Overview
Many researchers prefer to think of druggable targets when evaluating research opportunities. This is logical in many cases where a certain target has been proven to be associated with a disease. But sometimes a disease may be the result of a multifactorial process that may have many potential contributing causes, and that a particular target may only be the most visible manifestation of that process. And maybe not the most important driver of disease.
We hypothesize this may be the case in the search for a treatment for Alzheimer’s disease (AD). Beta-amyloid plaques are the most visible anatomical manifestation of AD, and so beta-amyloid became the drug target of choice. Many monoclonal antibodies capable of removing plaques from the brain were clinically evaluated to see if this that would result in improving cognition or at least slowing down or stopping disease progression. The pursuit of a seemingly obvious druggable target over the past 15+ years has produced 3 products that have received FDA clearance, but many question their clinical utility and widespread market acceptance has not yet been achieved.
Clearly there is room for improvement in therapies for AD. We submit that research at this point should think less in terms of a druggable target and more in terms of a disease process.
We view Alzheimer’s Disease (AD) as a process that plays out over decades resulting in immune activation, chronic neuroinflammation, metabolic dysregulation, the formation of amyloid beta plaques, excessive phosphorylation of tau proteins, disruption of synapse function and eventually neuron death.
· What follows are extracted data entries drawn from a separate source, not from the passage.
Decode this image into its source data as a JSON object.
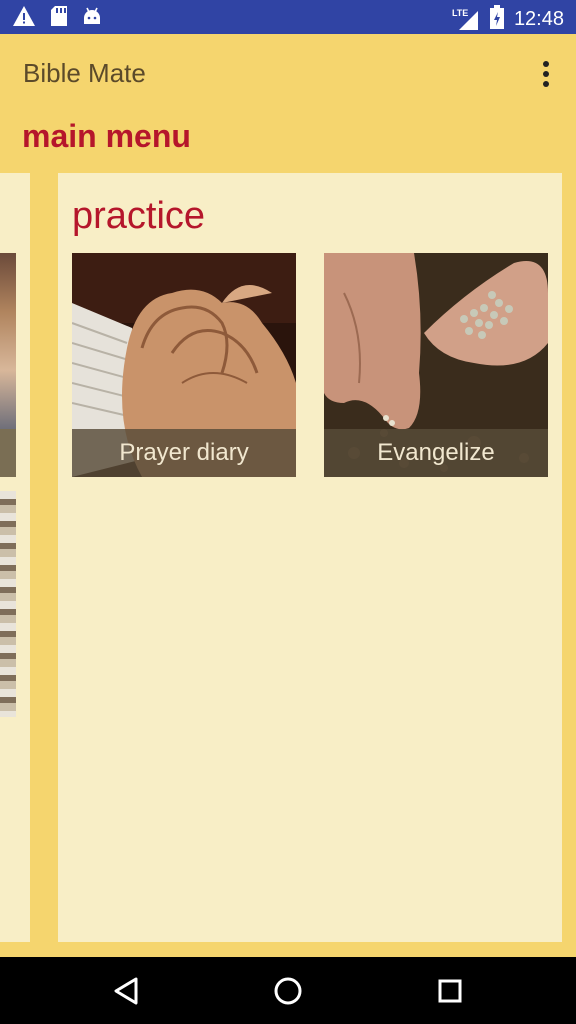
{
  "status_bar": {
    "time": "12:48",
    "network": "LTE",
    "icons": [
      "warning-icon",
      "sd-card-icon",
      "android-icon",
      "signal-icon",
      "battery-icon"
    ]
  },
  "app_bar": {
    "title": "Bible Mate",
    "overflow_icon": "more-vert-icon"
  },
  "section": {
    "title": "main menu"
  },
  "card": {
    "title": "practice",
    "tiles": [
      {
        "label": "Prayer diary",
        "image": "praying-hands-image"
      },
      {
        "label": "Evangelize",
        "image": "hands-seeds-image"
      }
    ]
  },
  "nav_bar": {
    "icons": [
      "back-icon",
      "home-icon",
      "recents-icon"
    ]
  },
  "colors": {
    "status_bar": "#3044A4",
    "app_background": "#F5D56E",
    "card_background": "#F8EEC6",
    "accent_red": "#B5162B"
  }
}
There is no single cause but rather a complex interaction of factors that are part of the process leading to chronic inflammation in the brain. Chronic inflammation (IL-1b, IL-6, TNF-a) is the essential common pathway leading to synaptic dysfunction, dementia and cell death. We submit that dysregulated immunity which leads to chronic non-productive inflammation should be the target of the next generation of therapies for AD.
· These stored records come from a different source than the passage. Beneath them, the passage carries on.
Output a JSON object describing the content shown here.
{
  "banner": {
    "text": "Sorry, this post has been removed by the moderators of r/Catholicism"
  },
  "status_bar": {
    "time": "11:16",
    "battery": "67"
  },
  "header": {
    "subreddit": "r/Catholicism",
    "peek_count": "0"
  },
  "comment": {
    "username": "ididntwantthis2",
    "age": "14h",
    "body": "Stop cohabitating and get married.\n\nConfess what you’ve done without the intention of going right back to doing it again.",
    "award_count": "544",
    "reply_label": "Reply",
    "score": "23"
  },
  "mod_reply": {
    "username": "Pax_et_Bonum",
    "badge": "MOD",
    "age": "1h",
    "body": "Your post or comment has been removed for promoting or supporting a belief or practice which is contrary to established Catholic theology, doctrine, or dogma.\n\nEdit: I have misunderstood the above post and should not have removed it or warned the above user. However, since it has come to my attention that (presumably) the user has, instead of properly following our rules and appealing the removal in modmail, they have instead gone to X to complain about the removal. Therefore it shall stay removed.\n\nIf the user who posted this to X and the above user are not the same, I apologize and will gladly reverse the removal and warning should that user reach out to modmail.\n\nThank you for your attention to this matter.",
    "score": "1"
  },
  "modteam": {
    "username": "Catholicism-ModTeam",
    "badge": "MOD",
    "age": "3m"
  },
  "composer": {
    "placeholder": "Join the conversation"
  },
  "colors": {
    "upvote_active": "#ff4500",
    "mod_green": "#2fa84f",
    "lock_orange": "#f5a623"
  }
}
Causal factors are upstream of neuroinflammation
Any process predisposing to chronic neuroinflammation can lay claim to being a causal factor. Causal factors interact with one another and are best conceptualized through a systems biology approach utilizing a 3-dimensional network model progressing through time.
We stress the importance of neuroinflammation, insulin resistance and elevated brain cortisol.
The downstream consequences of chronic neuroinflammation result in the metabolic and
histologic findings of AD. We view amyloid beta production as a component of innate immune
activation and the inflammatory response. Amyloid beta amplifies inflammation in a feed-
forward loop. Hyperphosphorylation of tau proteins is part of dysregulated metabolic processes
eventually resulting in neuron malfunction and neurodegeneration.
Insulin resistance impairs the brain's ability to use glucose for energy and disrupts insulin
signaling, which can lead to the accumulation of beta-amyloid plaques and neurofibrillary
tangles. Additionally, insulin resistance can cause inflammation and oxidative stress, which can
further contribute to the disease process.
Elevated cortisol is known to damage brain cells and impair memory and cognitive function.
Sustained high levels of cortisol can damage the hippocampus and increase the production of
beta-amyloid. It also leads to inflammation and oxidative stress, which can contribute to the
development and progression of the disease.
Potential Therapies
All AD risk factors involve neuroinflammation. First and foremost, effective therapy must reduce chronic inflammation either by direct anti-inflammatory mechanisms or by removing upstream causal factors — or preferably by doing both.